Marcel Desailly asked him two pesky questions: (a) how many of the Premier League’s best players are English, and (b) how many Premier League players are in the leading teams at the World Cup – for example, Brazil (none, if you exclude Robinho, which you should), Spain (one, Torres), Germany (none) and Argentina (two, Tevez and Mascherano).

“Yeah, but,” Andy sort of said, ploughing on with his theory that it was all down to Fabio. “That wasn’t an English team! I see them every season in the Champions League pulling up trees! That’s Capello’s philosophy that he’s shoved in to an English team!”

“Mon Dieu,” said Marcel’s face.

It’s as well Andy was busy, otherwise he might have seen the Channel 4 News. “So, another World Cup lurches from Three Lions to Three Turkeys in one seamless wave of media hysteria,” said Alex Thompson. “England are losers, England are average, England are middle-rankers – the stats don’t lie, so let’s get real and cut the hype.”

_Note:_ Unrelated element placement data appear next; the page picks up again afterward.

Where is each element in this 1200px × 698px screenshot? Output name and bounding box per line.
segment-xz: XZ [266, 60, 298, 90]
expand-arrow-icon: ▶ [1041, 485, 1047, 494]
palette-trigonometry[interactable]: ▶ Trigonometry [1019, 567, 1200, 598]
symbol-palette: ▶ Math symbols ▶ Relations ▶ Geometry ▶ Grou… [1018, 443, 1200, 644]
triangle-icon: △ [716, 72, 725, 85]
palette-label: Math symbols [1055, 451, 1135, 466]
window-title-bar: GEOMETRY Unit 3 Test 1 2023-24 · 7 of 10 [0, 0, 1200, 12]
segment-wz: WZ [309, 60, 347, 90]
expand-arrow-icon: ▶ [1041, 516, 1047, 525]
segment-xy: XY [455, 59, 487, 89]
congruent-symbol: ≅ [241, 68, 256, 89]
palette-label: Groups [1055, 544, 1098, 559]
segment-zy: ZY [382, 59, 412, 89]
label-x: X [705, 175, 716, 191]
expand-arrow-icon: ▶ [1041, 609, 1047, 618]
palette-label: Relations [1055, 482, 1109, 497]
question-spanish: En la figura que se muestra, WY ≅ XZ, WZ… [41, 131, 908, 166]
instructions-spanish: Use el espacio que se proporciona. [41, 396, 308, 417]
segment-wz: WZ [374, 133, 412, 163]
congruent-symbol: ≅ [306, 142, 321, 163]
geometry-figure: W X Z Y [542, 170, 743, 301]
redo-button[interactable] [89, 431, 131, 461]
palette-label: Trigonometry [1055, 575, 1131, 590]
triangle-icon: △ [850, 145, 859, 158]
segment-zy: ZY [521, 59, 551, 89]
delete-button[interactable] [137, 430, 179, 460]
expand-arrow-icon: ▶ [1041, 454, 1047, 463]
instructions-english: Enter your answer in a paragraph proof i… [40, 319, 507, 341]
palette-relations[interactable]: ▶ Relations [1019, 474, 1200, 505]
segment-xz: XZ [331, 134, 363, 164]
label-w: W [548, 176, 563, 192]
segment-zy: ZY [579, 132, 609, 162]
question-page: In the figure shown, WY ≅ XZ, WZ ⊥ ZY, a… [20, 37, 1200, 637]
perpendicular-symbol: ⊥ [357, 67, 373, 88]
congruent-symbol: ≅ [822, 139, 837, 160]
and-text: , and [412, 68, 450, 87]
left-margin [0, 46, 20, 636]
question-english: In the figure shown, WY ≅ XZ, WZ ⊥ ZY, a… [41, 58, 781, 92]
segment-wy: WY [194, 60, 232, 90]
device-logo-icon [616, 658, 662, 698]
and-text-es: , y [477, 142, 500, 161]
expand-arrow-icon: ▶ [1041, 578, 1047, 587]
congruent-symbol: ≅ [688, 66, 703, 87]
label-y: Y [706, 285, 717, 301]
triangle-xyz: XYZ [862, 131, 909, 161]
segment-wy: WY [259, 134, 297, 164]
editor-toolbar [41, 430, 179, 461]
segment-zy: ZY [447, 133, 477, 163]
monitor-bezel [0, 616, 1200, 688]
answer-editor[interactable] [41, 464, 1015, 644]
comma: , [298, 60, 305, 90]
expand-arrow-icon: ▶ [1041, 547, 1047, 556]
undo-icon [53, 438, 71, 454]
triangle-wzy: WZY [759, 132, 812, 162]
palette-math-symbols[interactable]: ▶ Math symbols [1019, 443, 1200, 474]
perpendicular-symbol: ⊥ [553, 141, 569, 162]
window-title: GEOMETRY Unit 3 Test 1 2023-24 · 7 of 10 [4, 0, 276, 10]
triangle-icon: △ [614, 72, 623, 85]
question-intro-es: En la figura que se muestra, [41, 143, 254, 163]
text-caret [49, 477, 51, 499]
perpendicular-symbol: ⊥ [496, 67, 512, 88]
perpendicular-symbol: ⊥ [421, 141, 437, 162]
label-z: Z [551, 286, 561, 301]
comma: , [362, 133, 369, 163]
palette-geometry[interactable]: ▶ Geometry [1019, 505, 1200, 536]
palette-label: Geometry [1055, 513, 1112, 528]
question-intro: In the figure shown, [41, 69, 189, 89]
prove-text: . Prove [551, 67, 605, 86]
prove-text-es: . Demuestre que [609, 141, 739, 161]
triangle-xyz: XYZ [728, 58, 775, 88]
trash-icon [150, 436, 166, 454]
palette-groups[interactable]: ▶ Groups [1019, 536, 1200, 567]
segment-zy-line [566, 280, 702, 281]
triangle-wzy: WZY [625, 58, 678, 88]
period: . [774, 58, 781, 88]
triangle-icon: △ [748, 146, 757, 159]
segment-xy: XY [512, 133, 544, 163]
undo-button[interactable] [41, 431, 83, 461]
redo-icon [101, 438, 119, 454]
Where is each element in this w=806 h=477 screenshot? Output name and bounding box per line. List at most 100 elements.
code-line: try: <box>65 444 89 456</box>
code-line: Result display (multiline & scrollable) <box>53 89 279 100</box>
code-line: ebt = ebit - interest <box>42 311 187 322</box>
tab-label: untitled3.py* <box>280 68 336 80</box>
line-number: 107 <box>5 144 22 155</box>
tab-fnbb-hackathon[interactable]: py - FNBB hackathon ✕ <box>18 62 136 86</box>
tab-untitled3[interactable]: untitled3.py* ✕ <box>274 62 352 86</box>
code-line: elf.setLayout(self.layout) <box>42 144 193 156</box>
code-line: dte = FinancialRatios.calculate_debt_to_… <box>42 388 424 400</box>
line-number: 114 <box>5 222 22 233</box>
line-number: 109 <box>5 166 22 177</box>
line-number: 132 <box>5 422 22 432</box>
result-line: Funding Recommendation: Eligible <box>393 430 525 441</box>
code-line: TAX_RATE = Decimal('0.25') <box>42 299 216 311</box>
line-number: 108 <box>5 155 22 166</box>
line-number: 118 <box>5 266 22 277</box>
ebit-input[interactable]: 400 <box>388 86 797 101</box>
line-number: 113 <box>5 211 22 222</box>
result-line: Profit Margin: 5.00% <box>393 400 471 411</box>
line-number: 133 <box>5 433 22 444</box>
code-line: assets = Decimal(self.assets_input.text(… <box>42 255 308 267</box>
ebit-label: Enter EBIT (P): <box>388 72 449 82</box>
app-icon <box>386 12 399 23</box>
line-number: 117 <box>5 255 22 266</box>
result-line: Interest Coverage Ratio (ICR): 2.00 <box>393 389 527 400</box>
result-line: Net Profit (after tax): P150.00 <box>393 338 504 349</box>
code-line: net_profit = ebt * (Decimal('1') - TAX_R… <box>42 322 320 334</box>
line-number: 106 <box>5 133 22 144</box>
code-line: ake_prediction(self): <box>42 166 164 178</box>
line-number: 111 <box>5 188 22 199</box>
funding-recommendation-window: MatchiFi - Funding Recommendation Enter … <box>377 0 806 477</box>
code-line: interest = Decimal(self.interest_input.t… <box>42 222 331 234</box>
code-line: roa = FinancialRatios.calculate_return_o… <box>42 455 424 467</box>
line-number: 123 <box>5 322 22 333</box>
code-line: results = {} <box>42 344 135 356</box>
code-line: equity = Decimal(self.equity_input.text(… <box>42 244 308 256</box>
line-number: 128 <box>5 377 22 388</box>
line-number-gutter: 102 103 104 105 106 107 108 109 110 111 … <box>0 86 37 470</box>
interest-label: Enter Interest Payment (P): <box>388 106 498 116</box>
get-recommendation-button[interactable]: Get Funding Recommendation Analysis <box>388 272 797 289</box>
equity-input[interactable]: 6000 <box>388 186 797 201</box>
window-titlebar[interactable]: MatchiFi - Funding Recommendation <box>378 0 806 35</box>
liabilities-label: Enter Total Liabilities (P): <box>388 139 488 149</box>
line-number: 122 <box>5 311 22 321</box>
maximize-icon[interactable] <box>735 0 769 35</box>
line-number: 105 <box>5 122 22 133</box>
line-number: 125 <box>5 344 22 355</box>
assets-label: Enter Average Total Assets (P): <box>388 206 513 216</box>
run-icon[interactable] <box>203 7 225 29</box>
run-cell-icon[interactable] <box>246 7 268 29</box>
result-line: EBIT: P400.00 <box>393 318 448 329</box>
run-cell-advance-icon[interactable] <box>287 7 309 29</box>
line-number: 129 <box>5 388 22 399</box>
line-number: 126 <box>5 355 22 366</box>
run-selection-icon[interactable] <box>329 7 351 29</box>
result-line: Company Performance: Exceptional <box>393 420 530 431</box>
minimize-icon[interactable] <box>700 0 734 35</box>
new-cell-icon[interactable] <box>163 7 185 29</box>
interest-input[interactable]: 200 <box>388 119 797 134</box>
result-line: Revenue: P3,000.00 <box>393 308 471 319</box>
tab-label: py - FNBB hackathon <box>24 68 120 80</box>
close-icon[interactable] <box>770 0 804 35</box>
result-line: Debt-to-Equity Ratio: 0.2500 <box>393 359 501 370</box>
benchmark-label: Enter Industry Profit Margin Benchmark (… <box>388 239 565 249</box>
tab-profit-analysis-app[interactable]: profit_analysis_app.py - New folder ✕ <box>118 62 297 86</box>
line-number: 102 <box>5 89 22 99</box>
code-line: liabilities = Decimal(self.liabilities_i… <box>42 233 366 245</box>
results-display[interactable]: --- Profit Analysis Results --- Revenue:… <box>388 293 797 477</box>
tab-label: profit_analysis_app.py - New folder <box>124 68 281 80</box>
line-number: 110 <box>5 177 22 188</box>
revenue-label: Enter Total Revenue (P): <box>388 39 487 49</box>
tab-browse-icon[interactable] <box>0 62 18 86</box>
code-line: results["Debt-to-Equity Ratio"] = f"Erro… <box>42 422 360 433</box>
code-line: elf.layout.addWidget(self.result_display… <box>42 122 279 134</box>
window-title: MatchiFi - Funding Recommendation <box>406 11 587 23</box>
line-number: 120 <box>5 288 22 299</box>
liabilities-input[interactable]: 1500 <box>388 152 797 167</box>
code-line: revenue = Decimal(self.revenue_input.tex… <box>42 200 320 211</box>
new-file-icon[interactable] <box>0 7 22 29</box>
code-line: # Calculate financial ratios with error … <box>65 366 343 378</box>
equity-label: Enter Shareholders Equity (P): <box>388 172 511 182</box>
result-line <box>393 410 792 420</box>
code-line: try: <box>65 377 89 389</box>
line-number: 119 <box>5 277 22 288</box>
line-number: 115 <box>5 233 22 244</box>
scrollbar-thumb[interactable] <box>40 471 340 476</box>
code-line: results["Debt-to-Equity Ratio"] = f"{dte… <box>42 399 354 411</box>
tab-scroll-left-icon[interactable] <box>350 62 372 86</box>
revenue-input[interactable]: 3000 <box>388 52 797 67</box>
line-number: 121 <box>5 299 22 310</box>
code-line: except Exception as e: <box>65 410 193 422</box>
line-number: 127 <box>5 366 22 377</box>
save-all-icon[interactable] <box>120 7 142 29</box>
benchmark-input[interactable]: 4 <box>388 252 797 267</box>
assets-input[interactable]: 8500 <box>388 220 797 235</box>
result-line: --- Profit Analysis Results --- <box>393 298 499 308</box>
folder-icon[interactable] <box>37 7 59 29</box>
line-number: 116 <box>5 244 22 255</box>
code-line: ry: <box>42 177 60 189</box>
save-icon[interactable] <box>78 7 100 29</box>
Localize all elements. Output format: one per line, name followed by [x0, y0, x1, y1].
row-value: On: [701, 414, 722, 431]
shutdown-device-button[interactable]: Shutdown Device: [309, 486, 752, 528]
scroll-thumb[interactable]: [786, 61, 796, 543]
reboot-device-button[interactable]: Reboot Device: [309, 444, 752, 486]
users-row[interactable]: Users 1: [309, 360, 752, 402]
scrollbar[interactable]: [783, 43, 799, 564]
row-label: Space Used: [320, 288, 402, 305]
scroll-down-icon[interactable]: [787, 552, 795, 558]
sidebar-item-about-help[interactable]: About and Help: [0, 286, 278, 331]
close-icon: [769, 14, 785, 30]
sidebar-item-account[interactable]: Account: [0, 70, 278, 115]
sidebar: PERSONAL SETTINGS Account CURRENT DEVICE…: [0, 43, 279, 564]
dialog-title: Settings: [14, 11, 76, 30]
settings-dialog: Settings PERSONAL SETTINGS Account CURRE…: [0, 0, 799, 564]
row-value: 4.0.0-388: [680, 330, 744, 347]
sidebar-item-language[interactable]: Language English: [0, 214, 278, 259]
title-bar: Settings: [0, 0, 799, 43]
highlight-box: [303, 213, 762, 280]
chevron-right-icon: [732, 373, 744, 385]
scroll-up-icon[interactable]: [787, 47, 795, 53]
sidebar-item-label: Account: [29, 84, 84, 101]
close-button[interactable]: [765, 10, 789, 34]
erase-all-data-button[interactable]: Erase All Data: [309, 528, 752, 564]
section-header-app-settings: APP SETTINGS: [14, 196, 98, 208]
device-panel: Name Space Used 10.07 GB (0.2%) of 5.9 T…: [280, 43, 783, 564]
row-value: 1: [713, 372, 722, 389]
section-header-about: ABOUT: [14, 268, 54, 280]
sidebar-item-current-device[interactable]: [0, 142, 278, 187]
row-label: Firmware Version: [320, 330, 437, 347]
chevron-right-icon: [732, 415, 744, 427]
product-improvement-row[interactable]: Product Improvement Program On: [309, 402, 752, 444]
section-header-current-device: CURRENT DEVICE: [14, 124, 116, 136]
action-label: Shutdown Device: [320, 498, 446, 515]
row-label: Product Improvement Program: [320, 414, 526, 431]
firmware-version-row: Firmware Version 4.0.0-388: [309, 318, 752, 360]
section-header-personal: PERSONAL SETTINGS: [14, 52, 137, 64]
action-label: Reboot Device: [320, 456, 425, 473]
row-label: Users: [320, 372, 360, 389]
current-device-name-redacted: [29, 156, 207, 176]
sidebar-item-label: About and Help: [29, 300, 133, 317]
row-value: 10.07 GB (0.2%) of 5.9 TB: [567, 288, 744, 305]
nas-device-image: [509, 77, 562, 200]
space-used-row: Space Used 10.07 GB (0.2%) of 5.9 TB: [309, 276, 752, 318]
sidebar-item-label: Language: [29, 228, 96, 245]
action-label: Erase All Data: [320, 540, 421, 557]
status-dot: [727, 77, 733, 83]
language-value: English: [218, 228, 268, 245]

Veteran football reporter Brian Glanville nodded. “We have no divine right to win the World Cup, I don’t think we’d ever have won it anywhere else but in England,” he said.

Back on Sky they spoke to a butcher. “Everybody’s just low, disappointed, dejected,” he said, the boys had let the country down.

“Which one of them would you like to fillet first?” he wasn’t asked, surprisingly.

Meanwhile, in other World Cup news, the Netherlands and Brazil won.